Reference vs place expression

As I understand it this:

fn foo(x: *mut u32)  {
    *x = 0;

Technically forms a place expression to x, not a reference, which is why if you want to return a reference you need to add a &:

fn foo<'a>(x: *mut u32) -> &'a mut u32  {
    *x = 0;

Reading about unsafe rust it appears creating a reference creates a lot of assumptions in the compiler. Is this also true for place expressions or only references? What are you allowed to do in unsafe code with place expressions but not references or vice versa? I got to thinking about this because a packed struct field access is a place expression and ok, but making a reference to the packed struct field is not b/c of reference alignment requirement, which I guess place expressions don't have?

Without going more in depth, note that creating a place expression requires fewer conditions than creating a reference. E. g. that's why addr_of is a thing. In your example code for example, assigning to *x (since it's target type doesn't have any destructors to run!) would be valid even if the memory location contained uninitialized memory, while creating a reference wouldn't be.

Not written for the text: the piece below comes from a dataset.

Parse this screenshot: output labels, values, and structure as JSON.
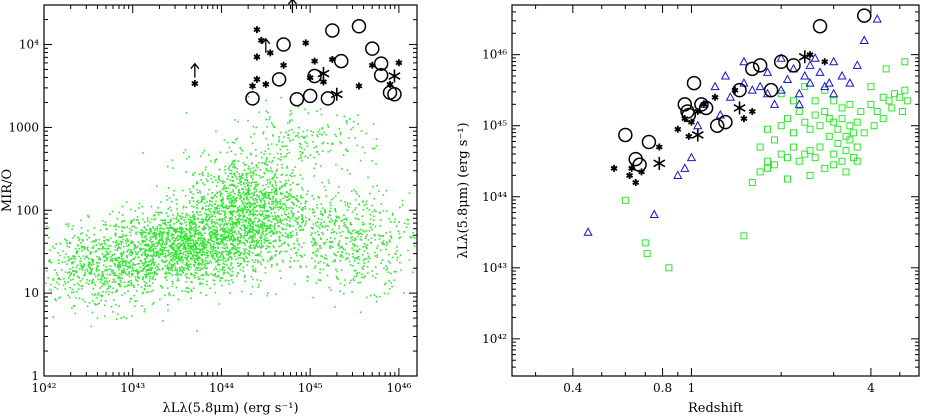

OTOH, of course there's lots of overlap; and also, arguably, crating a place expression alone doesn't do anything at all, but what you do with it is important, creating a reference is one option, assigning or using addr_of are others, and there's more alternatives including reading (i. e. copying/moving out of) the value at that place or using the place expression to build up a longer place expression e. g. to a field.. All of these have different safety requirements when used with a dereference-of-raw-pointer place expression, and they all share the common requirements of the pointer being dereferencable as explained in the docs, and also I suppose some details of the exact requirements for some operations are yet to be determined.


In a recent comment of mine on an issue, I gave a table of the requirements for various operations on pointers (to the best of my understanding). Note that I use "allocated" as a shorthand for "dereferencable". Here's a copy of the table for reference:

Expression Allocated? Initialized & valid? Unaliased?
(*ptr).field = value (if Copy)
addr_of[_mut]!((*ptr).field1.field2) (directly)
value = (*ptr).field
(*ptr).field = value (if not Copy) ✓* ✓*
&[mut] (*ptr).field
addr_of[_mut]!((*ptr).field1.field2) (through Deref[Mut])

* unless field has no subobjects with nontrivial drop code

So we can read from a place expression, write to it, or produce a pointer, but calling a method or dropping a previous value requires a reference.


And, apart from the high-level semantic meaning, one could argue that place expressions and references don't differ in much when it comes to low-level implementation, either. A place expression is roughly something that can be addressed, because (before optimization and register allocation) addresses must be used for accessing memory, since that's how memory works.

So even though the programmer doesn't explicitly write any references, such as in x = 42;, the compiler will typically generate code that is effectively equivalent to *&mut x = 42; because ultimately, it's the address that identifies an individual variable/field/etc.

Incidentally, traits that need to "magically" pass through place-ness (or "lvalue-ness" as some other languages call it) will simply turn into functions that accept/return references. The prime example is Index. When one writes slice[index] = value, the expression slice[index] appears to be a place, i.e. it's "the value in the slice at that index itself". However, I put that in scare quotes because it is not how Index works. If <[T] as Index>::index() had the signature

fn index(&self, index: usize) -> T;

i.e. if it returned the element by-value, then it would be impossible to:

  1. take a reference to the element being accessed;
  2. mutate the element being accessed by assigning to it;
  3. (or even impl<T: !Copy> Index for [T] since one can't move out of a reference.)

This is why Index{,Mut} are declared to return &[mut] T and reading/writing an indexed element desugars to *slice.index(i) and *slice.index_mut(i) = new_value, respectively: in order to emulate place-ness, indirection and references must be involved.

All of this, of course, is only to support the point of place expressions and references inherently having a lot in common. As others already explained above, they are not the same when it comes to requirements imposed by the abstract machine.


Does (if Copy) and (if not Copy) apply to the object pointed to be ptr or the field? It's not obvious to me why Copy'ness should change these answers.

Here, I mean that it applies to the field. The reason I separate those out is that Copy types are guaranteed to have a trivial destructor, but !Copy types have no such guarantee in general. Since assigning a value to (*ptr).field drops the previous value, if that previous value has a Drop::drop() method, that method will require a valid, unique &mut self reference. More accurately, one can say that setting (*ptr).field = value with an uninitialized field is sound if std::mem::needs_drop::<T>() is false.